This report compiles—in a convenient format—the results of a yearlong research project on the laws relating to probation revocation in 21 American states. 2 By leafing through the four-page "legal profiles" presented in this volume, readers can easily see how much variation exists in statewide laws of probation and probation revocation, while zeroing in on issues of greatest interest. Whether a reader's jurisdiction is included in the report's 21 states or not, the legal profiles contain a wealth of information that will allow for comparison with one's own system. We think every reader—no matter how experienced in the field—will come across practices or ideas in this study that they never heard of before.

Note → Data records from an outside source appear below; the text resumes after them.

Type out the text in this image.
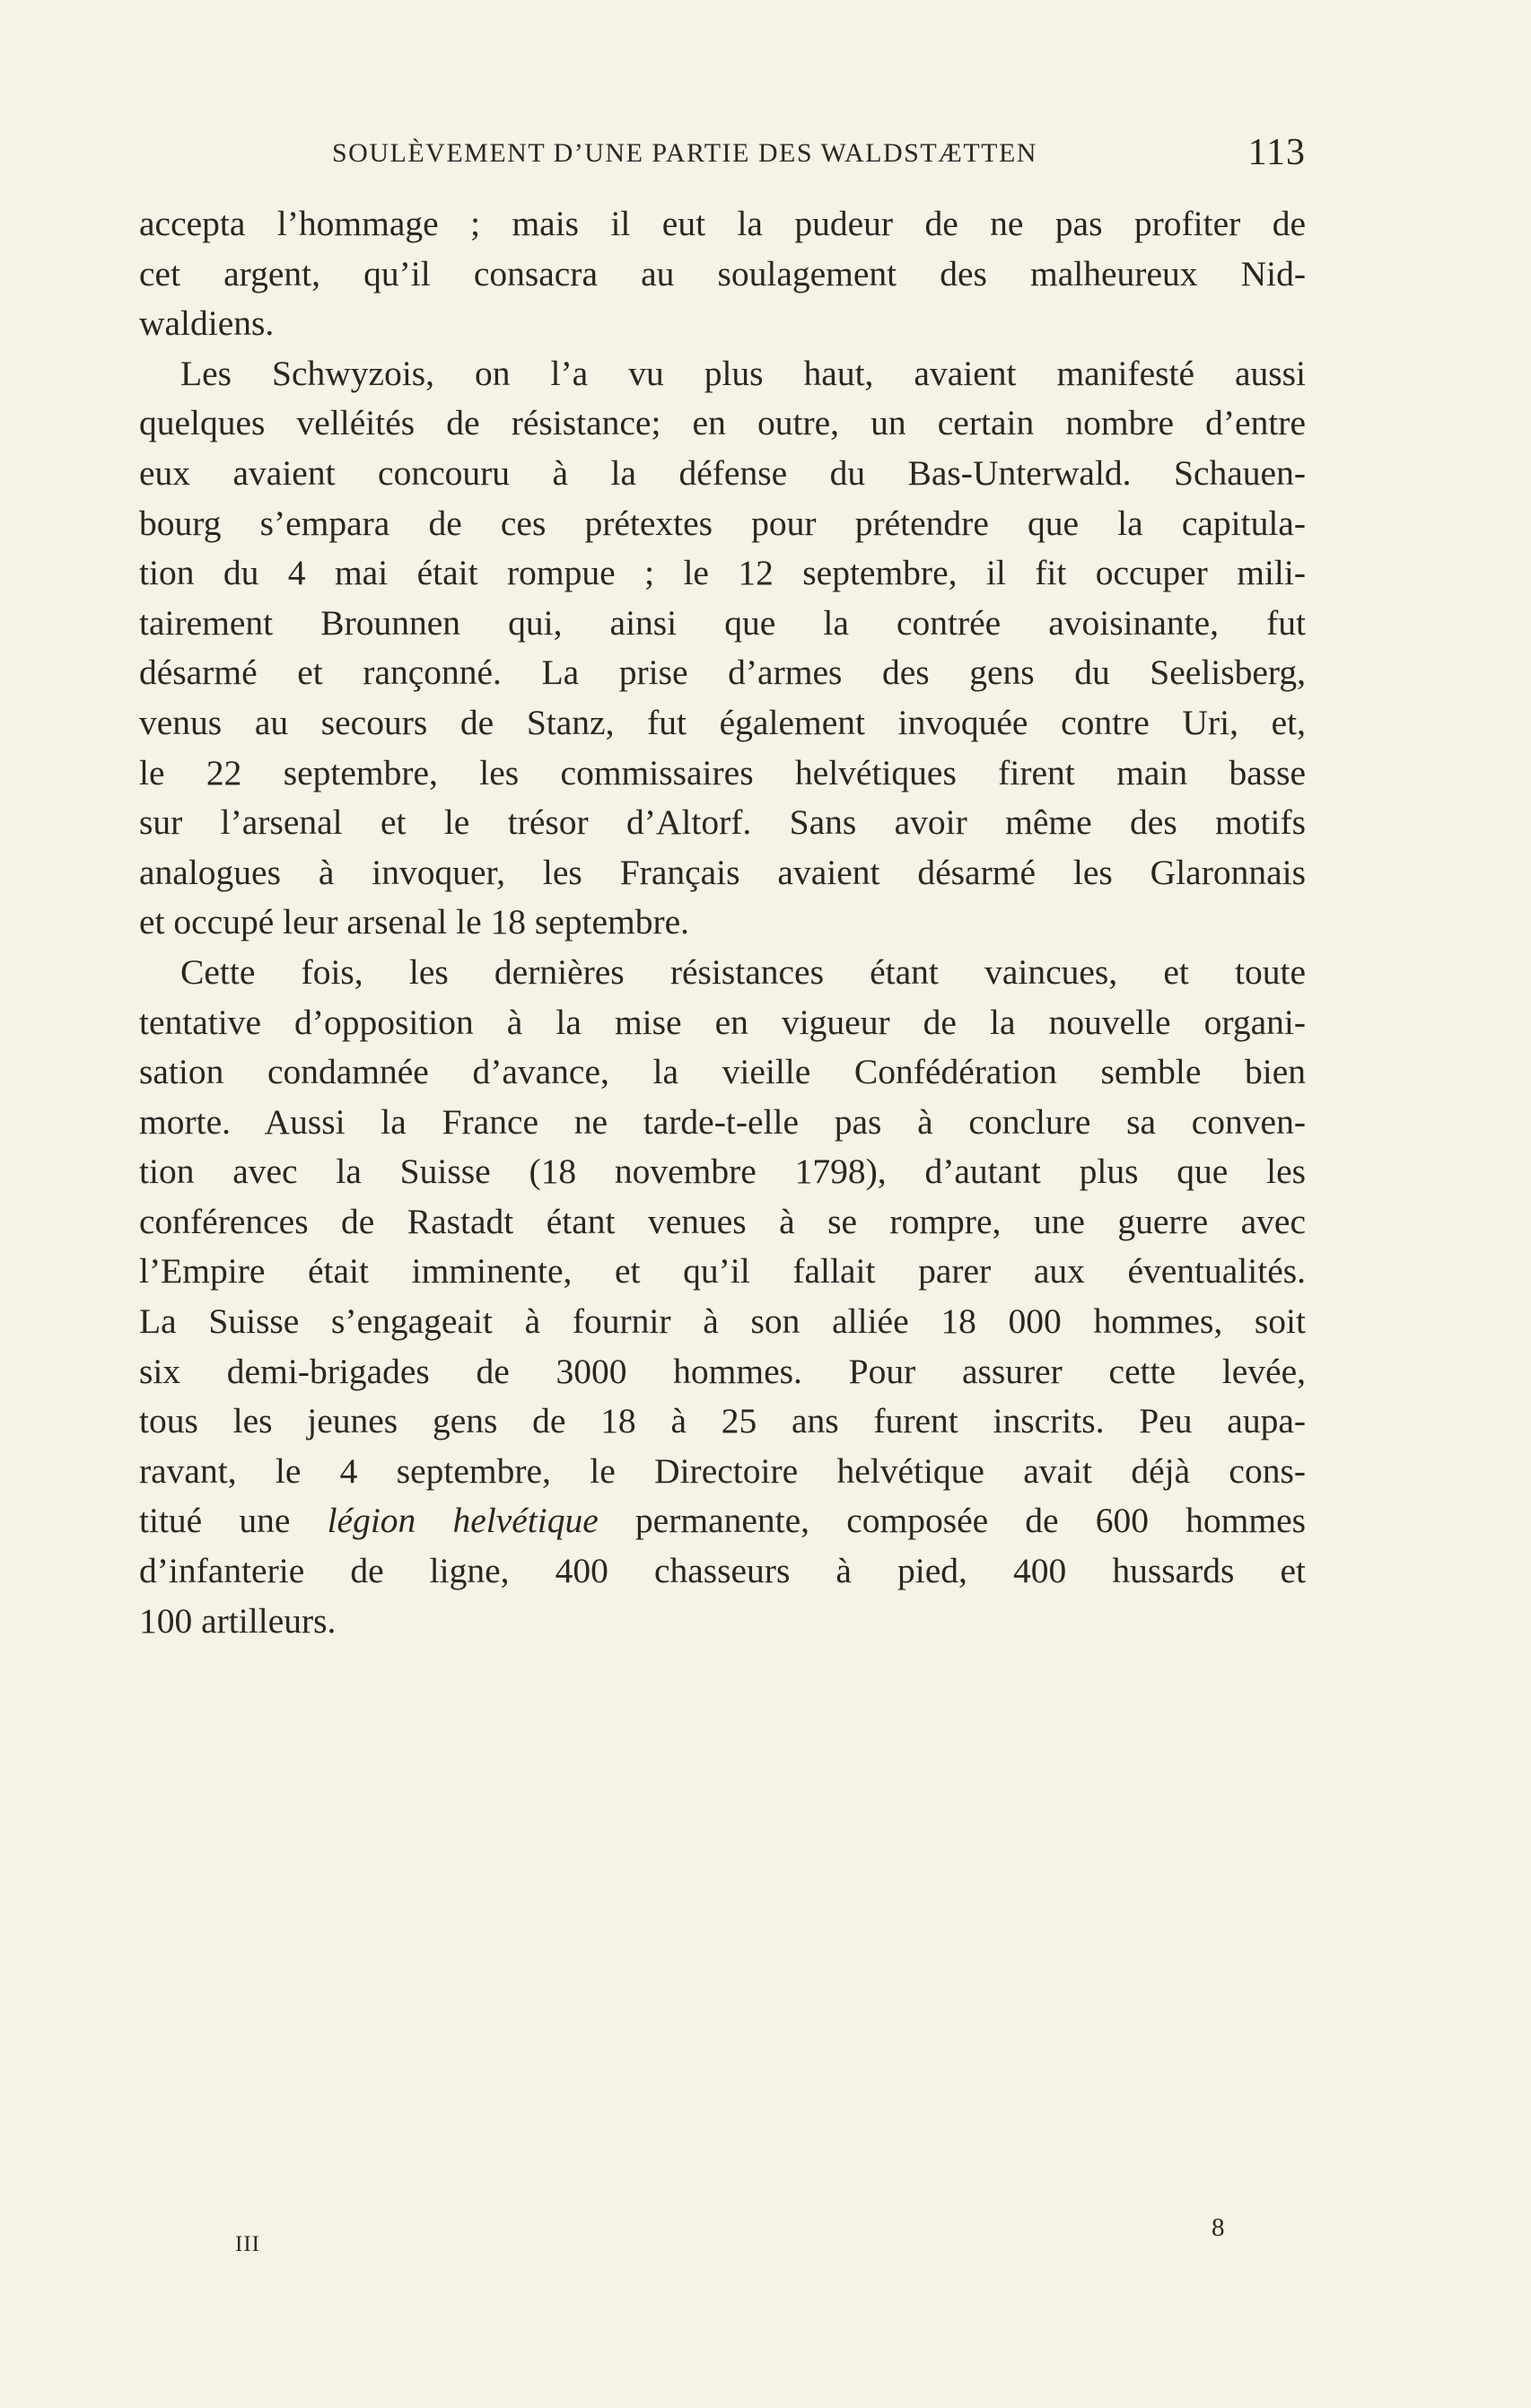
SOULÈVEMENT D’UNE PARTIE DES WALDSTÆTTEN	113
accepta l’hommage ; mais il eut la pudeur de ne pas profiter de
cet argent, qu’il consacra au soulagement des malheureux Nid-
waldiens.
Les Schwyzois, on l’a vu plus haut, avaient manifesté aussi
quelques velléités de résistance; en outre, un certain nombre d’entre
eux avaient concouru à la défense du Bas-Unterwald. Schauen-
bourg s’empara de ces prétextes pour prétendre que la capitula-
tion du 4 mai était rompue ; le 12 septembre, il fit occuper mili-
tairement Brounnen qui, ainsi que la contrée avoisinante, fut
désarmé et rançonné. La prise d’armes des gens du Seelisberg,
venus au secours de Stanz, fut également invoquée contre Uri, et,
le 22 septembre, les commissaires helvétiques firent main basse
sur l’arsenal et le trésor d’Altorf. Sans avoir même des motifs
analogues à invoquer, les Français avaient désarmé les Glaronnais
et occupé leur arsenal le 18 septembre.
Cette fois, les dernières résistances étant vaincues, et toute
tentative d’opposition à la mise en vigueur de la nouvelle organi-
sation condamnée d’avance, la vieille Confédération semble bien
morte. Aussi la France ne tarde-t-elle pas à conclure sa conven-
tion avec la Suisse (18 novembre 1798), d’autant plus que les
conférences de Rastadt étant venues à se rompre, une guerre avec
l’Empire était imminente, et qu’il fallait parer aux éventualités.
La Suisse s’engageait à fournir à son alliée 18 000 hommes, soit
six demi-brigades de 3000 hommes. Pour assurer cette levée,
tous les jeunes gens de 18 à 25 ans furent inscrits. Peu aupa-
ravant, le 4 septembre, le Directoire helvétique avait déjà cons-
titué une légion helvétique permanente, composée de 600 hommes
d’infanterie de ligne, 400 chasseurs à pied, 400 hussards et
100 artilleurs.
III
8
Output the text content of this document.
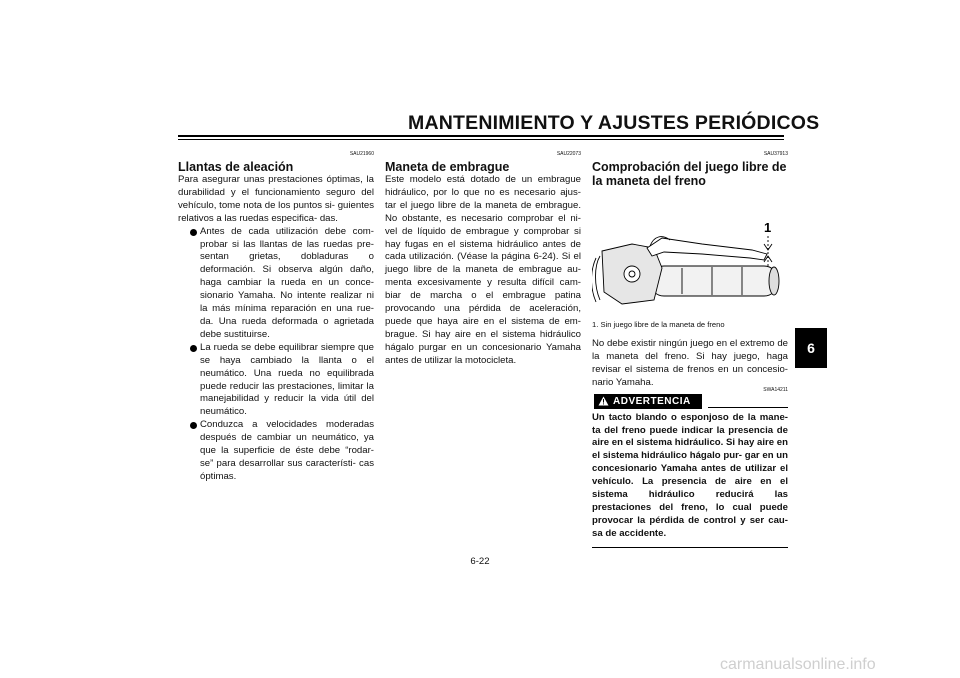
MANTENIMIENTO Y AJUSTES PERIÓDICOS
6
SAU21960
Llantas de aleación

Para asegurar unas prestaciones óptimas, la durabilidad y el funcionamiento seguro del vehículo, tome nota de los puntos si- guientes relativos a las ruedas especifica- das.

Antes de cada utilización debe com- probar si las llantas de las ruedas pre- sentan grietas, dobladuras o deformación. Si observa algún daño, haga cambiar la rueda en un conce- sionario Yamaha. No intente realizar ni la más mínima reparación en una rue- da. Una rueda deformada o agrietada debe sustituirse.
La rueda se debe equilibrar siempre que se haya cambiado la llanta o el neumático. Una rueda no equilibrada puede reducir las prestaciones, limitar la manejabilidad y reducir la vida útil del neumático.
Conduzca a velocidades moderadas después de cambiar un neumático, ya que la superficie de éste debe “rodar- se” para desarrollar sus característi- cas óptimas.
SAU22073
Maneta de embrague

Este modelo está dotado de un embrague hidráulico, por lo que no es necesario ajus- tar el juego libre de la maneta de embrague. No obstante, es necesario comprobar el ni- vel de líquido de embrague y comprobar si hay fugas en el sistema hidráulico antes de cada utilización. (Véase la página 6-24). Si el juego libre de la maneta de embrague au- menta excesivamente y resulta difícil cam- biar de marcha o el embrague patina provocando una pérdida de aceleración, puede que haya aire en el sistema de em- brague. Si hay aire en el sistema hidráulico hágalo purgar en un concesionario Yamaha antes de utilizar la motocicleta.

SAU37913
Comprobación del juego libre de la maneta del freno
1
1. Sin juego libre de la maneta de freno

No debe existir ningún juego en el extremo de la maneta del freno. Si hay juego, haga revisar el sistema de frenos en un concesio- nario Yamaha.

ADVERTENCIA
SWA14211

Un tacto blando o esponjoso de la mane- ta del freno puede indicar la presencia de aire en el sistema hidráulico. Si hay aire en el sistema hidráulico hágalo pur- gar en un concesionario Yamaha antes de utilizar el vehículo. La presencia de aire en el sistema hidráulico reducirá las prestaciones del freno, lo cual puede provocar la pérdida de control y ser cau- sa de accidente.

6-22
carmanualsonline.info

The report assumes that American states have much to learn from one another. Justice Louis Brandeis famously believed that the states can serve as "laboratories" for innovations in law and policy, so that best practices can emerge and be brought to the attention of other states for possible adoption or adaptation. 3 In order for Brandeis's laboratory to be a reality, however, the states must have some way of learning about the practices of other jurisdictions. In an increasingly complex and specialized world, this is a daunting task—and one that often requires a heavy investment in research. The Robina Institute of Criminal Law and Criminal Justice has made such an investment in this report. We hope it will allow readers to see their home jurisdictions in new perspective, and will further the nationwide process of dialogue and improvement that Justice Brandeis envisioned.
This introduction gives a short overview of why the subject matter is important and how the report fits within a larger Probation Revocation Project launched by the Robina Institute in 2013. The introduction will also discuss the ambitions, scope, limitations, and uses of the state legal profiles.